Right away in the first week I asked management about a grace period to break lease but he said there wasn’t one. It took 2 months for him to give me my contract and in the contract I believe it says that I have a 1 month grace period. I have also been telling the manager to fix a light thats out, it’s about to be a month and he hasn’t done anything yet.

Asked on December 4, 2012 under Real Estate Law, California

Answers:

SJZ, Member, New York Bar / FreeAdvice Contributing Attorney

Answered 8 years ago | Contributor

It doesn't matter, from a legal persective, whether the business can afford the rent or not: it--or you; see below--are  still obligated to the lease. If  the lease gives you a grace period, you are entitled to it: you are  entitled to whatever rights the lease gives  you, but no others.

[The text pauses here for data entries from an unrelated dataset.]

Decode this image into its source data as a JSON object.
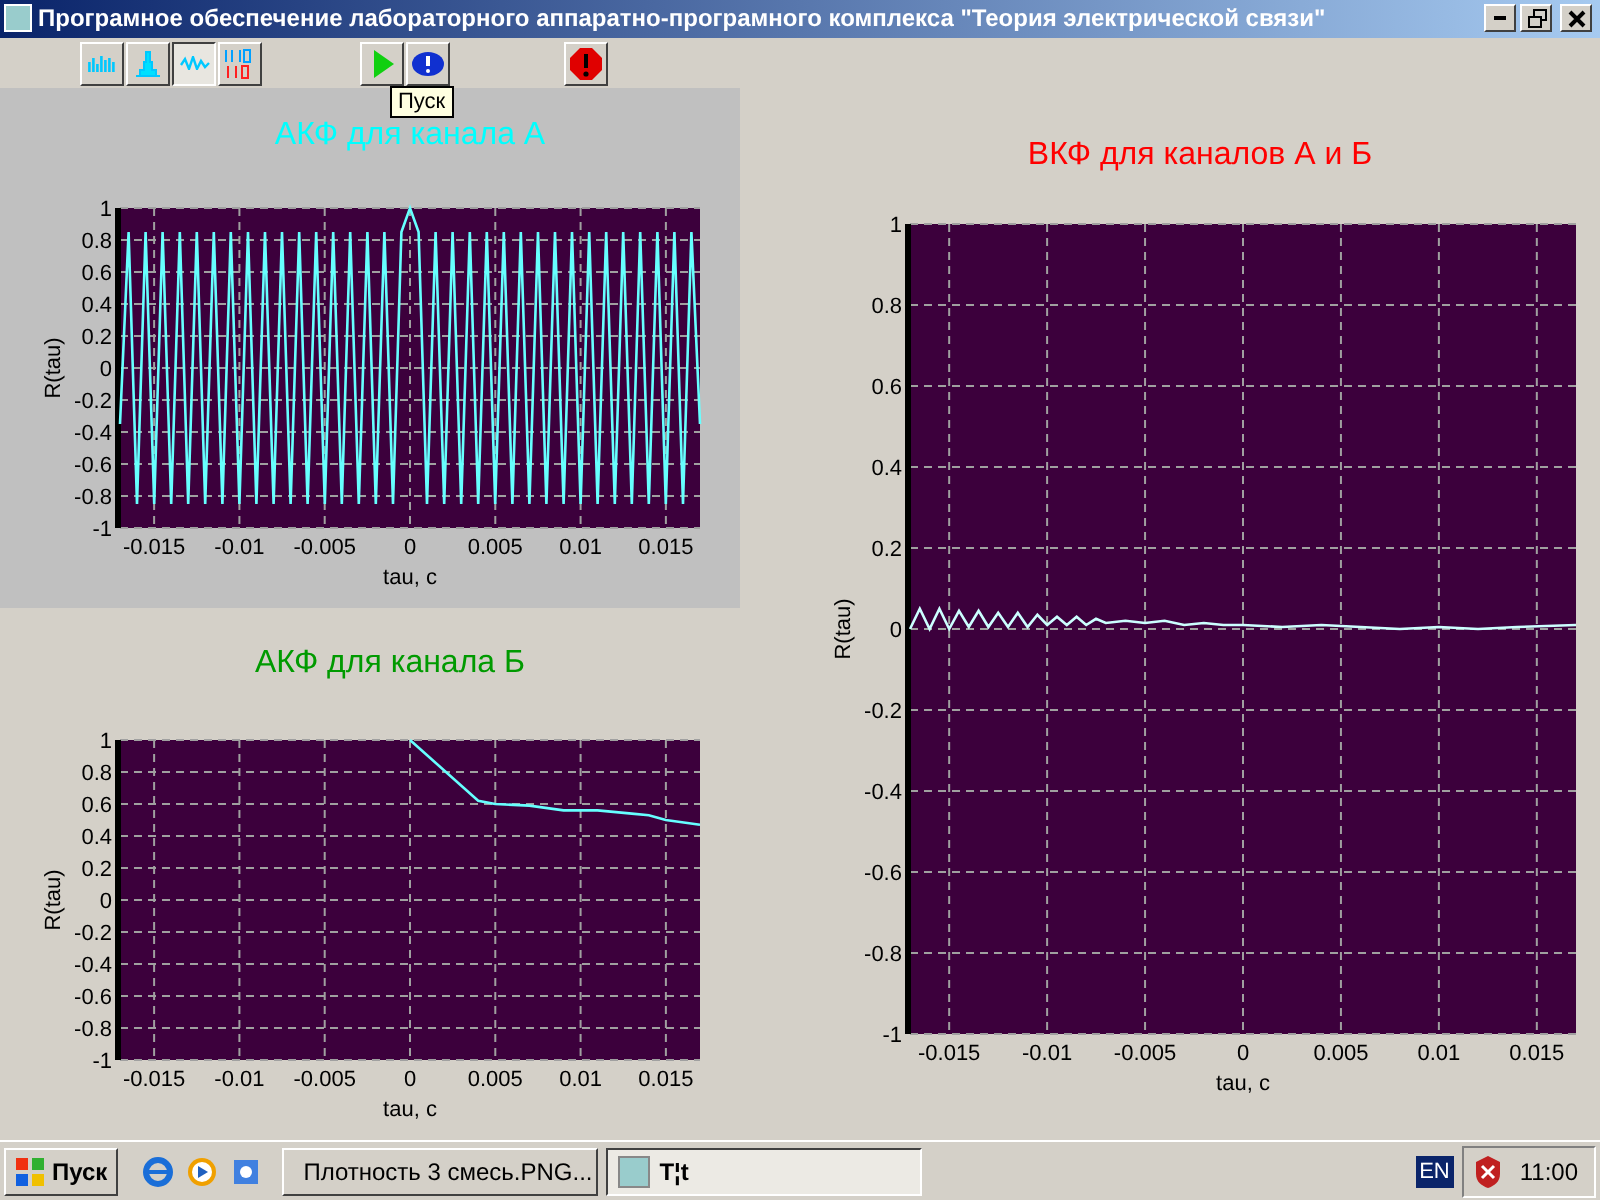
{
  "window": {
    "title": "Програмное обеспечение лабораторного аппаратно-програмного комплекса \"Теория электрической связи\""
  },
  "toolbar": {
    "buttons": [
      {
        "pressed": false
      },
      {
        "pressed": false
      },
      {
        "pressed": true
      },
      {
        "pressed": false
      },
      {
        "pressed": false
      },
      {
        "pressed": false
      },
      {
        "pressed": false
      }
    ],
    "tooltip": "Пуск"
  },
  "charts": [
    {
      "chart_data": {
        "type": "line",
        "title": "АКФ для канала А",
        "xlabel": "tau, c",
        "ylabel": "R(tau)",
        "xlim": [
          -0.017,
          0.017
        ],
        "ylim": [
          -1,
          1
        ],
        "xticks": [
          -0.015,
          -0.01,
          -0.005,
          0,
          0.005,
          0.01,
          0.015
        ],
        "yticks": [
          -1,
          -0.8,
          -0.6,
          -0.4,
          -0.2,
          0,
          0.2,
          0.4,
          0.6,
          0.8,
          1
        ],
        "x": [
          -0.017,
          -0.0165,
          -0.016,
          -0.0155,
          -0.015,
          -0.0145,
          -0.014,
          -0.0135,
          -0.013,
          -0.0125,
          -0.012,
          -0.0115,
          -0.011,
          -0.0105,
          -0.01,
          -0.0095,
          -0.009,
          -0.0085,
          -0.008,
          -0.0075,
          -0.007,
          -0.0065,
          -0.006,
          -0.0055,
          -0.005,
          -0.0045,
          -0.004,
          -0.0035,
          -0.003,
          -0.0025,
          -0.002,
          -0.0015,
          -0.001,
          -0.0005,
          0,
          0.0005,
          0.001,
          0.0015,
          0.002,
          0.0025,
          0.003,
          0.0035,
          0.004,
          0.0045,
          0.005,
          0.0055,
          0.006,
          0.0065,
          0.007,
          0.0075,
          0.008,
          0.0085,
          0.009,
          0.0095,
          0.01,
          0.0105,
          0.011,
          0.0115,
          0.012,
          0.0125,
          0.013,
          0.0135,
          0.014,
          0.0145,
          0.015,
          0.0155,
          0.016,
          0.0165,
          0.017
        ],
        "grid": true,
        "series": [
          {
            "color": "#66ffff",
            "values": [
              -0.35,
              0.85,
              -0.85,
              0.85,
              -0.85,
              0.85,
              -0.85,
              0.85,
              -0.85,
              0.85,
              -0.85,
              0.85,
              -0.85,
              0.85,
              -0.85,
              0.85,
              -0.85,
              0.85,
              -0.85,
              0.85,
              -0.85,
              0.85,
              -0.85,
              0.85,
              -0.85,
              0.85,
              -0.85,
              0.85,
              -0.85,
              0.85,
              -0.85,
              0.85,
              -0.85,
              0.85,
              1,
              0.85,
              -0.85,
              0.85,
              -0.85,
              0.85,
              -0.85,
              0.85,
              -0.85,
              0.85,
              -0.85,
              0.85,
              -0.85,
              0.85,
              -0.85,
              0.85,
              -0.85,
              0.85,
              -0.85,
              0.85,
              -0.85,
              0.85,
              -0.85,
              0.85,
              -0.85,
              0.85,
              -0.85,
              0.85,
              -0.85,
              0.85,
              -0.85,
              0.85,
              -0.85,
              0.85,
              -0.35
            ]
          }
        ]
      }
    },
    {
      "chart_data": {
        "type": "line",
        "title": "АКФ для канала Б",
        "xlabel": "tau, c",
        "ylabel": "R(tau)",
        "xlim": [
          -0.017,
          0.017
        ],
        "ylim": [
          -1,
          1
        ],
        "xticks": [
          -0.015,
          -0.01,
          -0.005,
          0,
          0.005,
          0.01,
          0.015
        ],
        "yticks": [
          -1,
          -0.8,
          -0.6,
          -0.4,
          -0.2,
          0,
          0.2,
          0.4,
          0.6,
          0.8,
          1
        ],
        "x": [
          0,
          0.004,
          0.005,
          0.007,
          0.009,
          0.011,
          0.013,
          0.014,
          0.015,
          0.017
        ],
        "grid": true,
        "series": [
          {
            "color": "#66ffff",
            "values": [
              1,
              0.62,
              0.6,
              0.59,
              0.56,
              0.56,
              0.54,
              0.53,
              0.5,
              0.47
            ]
          }
        ]
      }
    },
    {
      "chart_data": {
        "type": "line",
        "title": "ВКФ для каналов А и Б",
        "xlabel": "tau, c",
        "ylabel": "R(tau)",
        "xlim": [
          -0.017,
          0.017
        ],
        "ylim": [
          -1,
          1
        ],
        "xticks": [
          -0.015,
          -0.01,
          -0.005,
          0,
          0.005,
          0.01,
          0.015
        ],
        "yticks": [
          -1,
          -0.8,
          -0.6,
          -0.4,
          -0.2,
          0,
          0.2,
          0.4,
          0.6,
          0.8,
          1
        ],
        "x": [
          -0.017,
          -0.0165,
          -0.016,
          -0.0155,
          -0.015,
          -0.0145,
          -0.014,
          -0.0135,
          -0.013,
          -0.0125,
          -0.012,
          -0.0115,
          -0.011,
          -0.0105,
          -0.01,
          -0.0095,
          -0.009,
          -0.0085,
          -0.008,
          -0.0075,
          -0.007,
          -0.006,
          -0.005,
          -0.004,
          -0.003,
          -0.002,
          -0.001,
          0,
          0.002,
          0.004,
          0.006,
          0.008,
          0.01,
          0.012,
          0.014,
          0.017
        ],
        "grid": true,
        "series": [
          {
            "color": "#ccffff",
            "values": [
              0.0,
              0.05,
              0.0,
              0.05,
              0.0,
              0.045,
              0.005,
              0.045,
              0.005,
              0.04,
              0.005,
              0.04,
              0.005,
              0.035,
              0.01,
              0.03,
              0.01,
              0.03,
              0.01,
              0.025,
              0.015,
              0.02,
              0.015,
              0.02,
              0.01,
              0.015,
              0.01,
              0.01,
              0.005,
              0.01,
              0.005,
              0.0,
              0.005,
              0.0,
              0.005,
              0.01
            ]
          }
        ]
      }
    }
  ],
  "taskbar": {
    "start": "Пуск",
    "tasks": [
      {
        "label": "Плотность 3 смесь.PNG...",
        "selected": false
      },
      {
        "label": "T¦t",
        "selected": true
      }
    ],
    "language": "EN",
    "clock": "11:00"
  }
}
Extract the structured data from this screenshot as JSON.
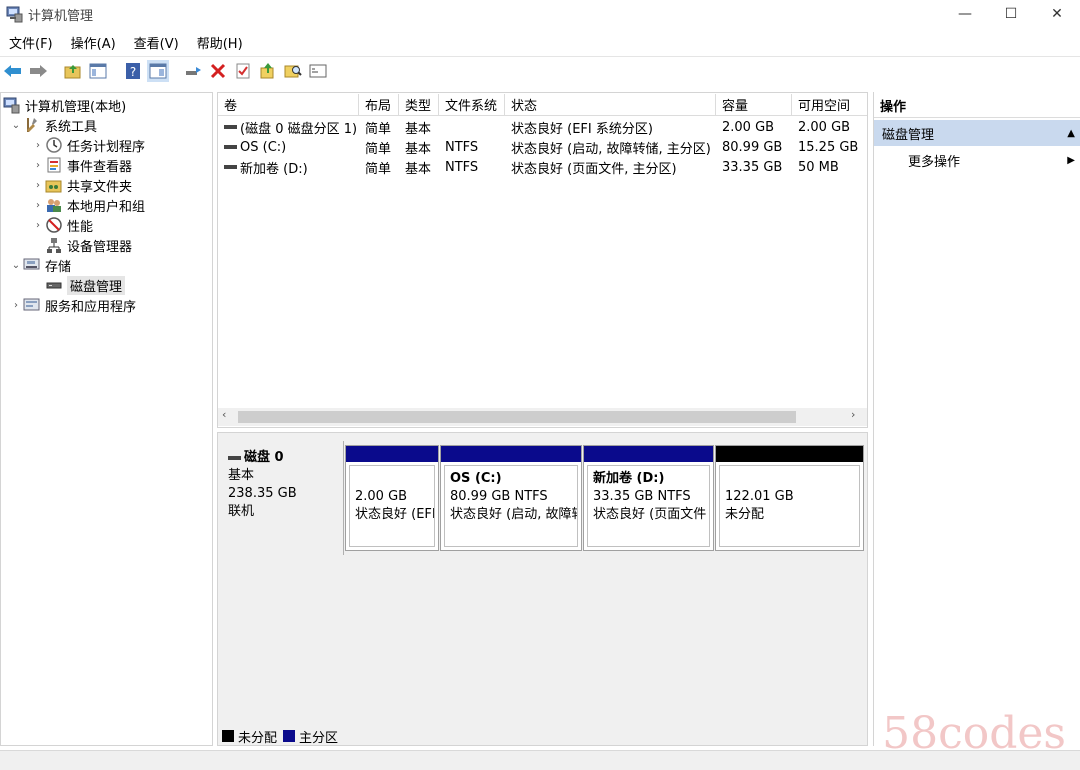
{
  "window": {
    "title": "计算机管理",
    "controls": {
      "minimize": "—",
      "maximize": "☐",
      "close": "✕"
    }
  },
  "menu": {
    "items": [
      "文件(F)",
      "操作(A)",
      "查看(V)",
      "帮助(H)"
    ]
  },
  "tree": {
    "root": "计算机管理(本地)",
    "system_tools": "系统工具",
    "task_scheduler": "任务计划程序",
    "event_viewer": "事件查看器",
    "shared_folders": "共享文件夹",
    "local_users": "本地用户和组",
    "performance": "性能",
    "device_manager": "设备管理器",
    "storage": "存储",
    "disk_management": "磁盘管理",
    "services_apps": "服务和应用程序"
  },
  "volume_table": {
    "columns": [
      "卷",
      "布局",
      "类型",
      "文件系统",
      "状态",
      "容量",
      "可用空间"
    ],
    "rows": [
      [
        "(磁盘 0 磁盘分区 1)",
        "简单",
        "基本",
        "",
        "状态良好 (EFI 系统分区)",
        "2.00 GB",
        "2.00 GB"
      ],
      [
        "OS (C:)",
        "简单",
        "基本",
        "NTFS",
        "状态良好 (启动, 故障转储, 主分区)",
        "80.99 GB",
        "15.25 GB"
      ],
      [
        "新加卷 (D:)",
        "简单",
        "基本",
        "NTFS",
        "状态良好 (页面文件, 主分区)",
        "33.35 GB",
        "50 MB"
      ]
    ],
    "scroll_left": "‹",
    "scroll_right": "›"
  },
  "disk": {
    "name": "磁盘 0",
    "type": "基本",
    "size": "238.35 GB",
    "status": "联机",
    "partitions": [
      {
        "title": "",
        "size": "2.00 GB",
        "status": "状态良好 (EFI"
      },
      {
        "title": "OS  (C:)",
        "size": "80.99 GB NTFS",
        "status": "状态良好 (启动, 故障转"
      },
      {
        "title": "新加卷  (D:)",
        "size": "33.35 GB NTFS",
        "status": "状态良好 (页面文件"
      },
      {
        "title": "",
        "size": "122.01 GB",
        "status": "未分配"
      }
    ]
  },
  "legend": {
    "unallocated": "未分配",
    "primary": "主分区"
  },
  "actions": {
    "header": "操作",
    "section": "磁盘管理",
    "more": "更多操作",
    "collapse_glyph": "▲",
    "more_glyph": "▶"
  },
  "colors": {
    "primary_partition": "#0a0a8c",
    "unallocated": "#000000",
    "selection": "#c9d9ee"
  },
  "watermark": "58codes"
}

A light that is out would almost certainly not affect your obligations: only factors that render the premises unfit for their intended purpose would affect the tenant's obligations, and a light that's out almost certainly does not rise to that level.

If the business is a corporation ("inc.") or limited liability company ("LLC") and the business, not you, is the tenant and you signed the lease only in your capacity as a managing member or officer of the company, then--as long as  you did not also give a personal guaranty--only the business is liable under the lease. One option is to simply shut the business down in that case.

However, if the business was a sole proprietorship, or you signed the lease in your personal capacity, or you gave the landlord a personal guaranty, then you could be held personally liable for all the rent due under the lease.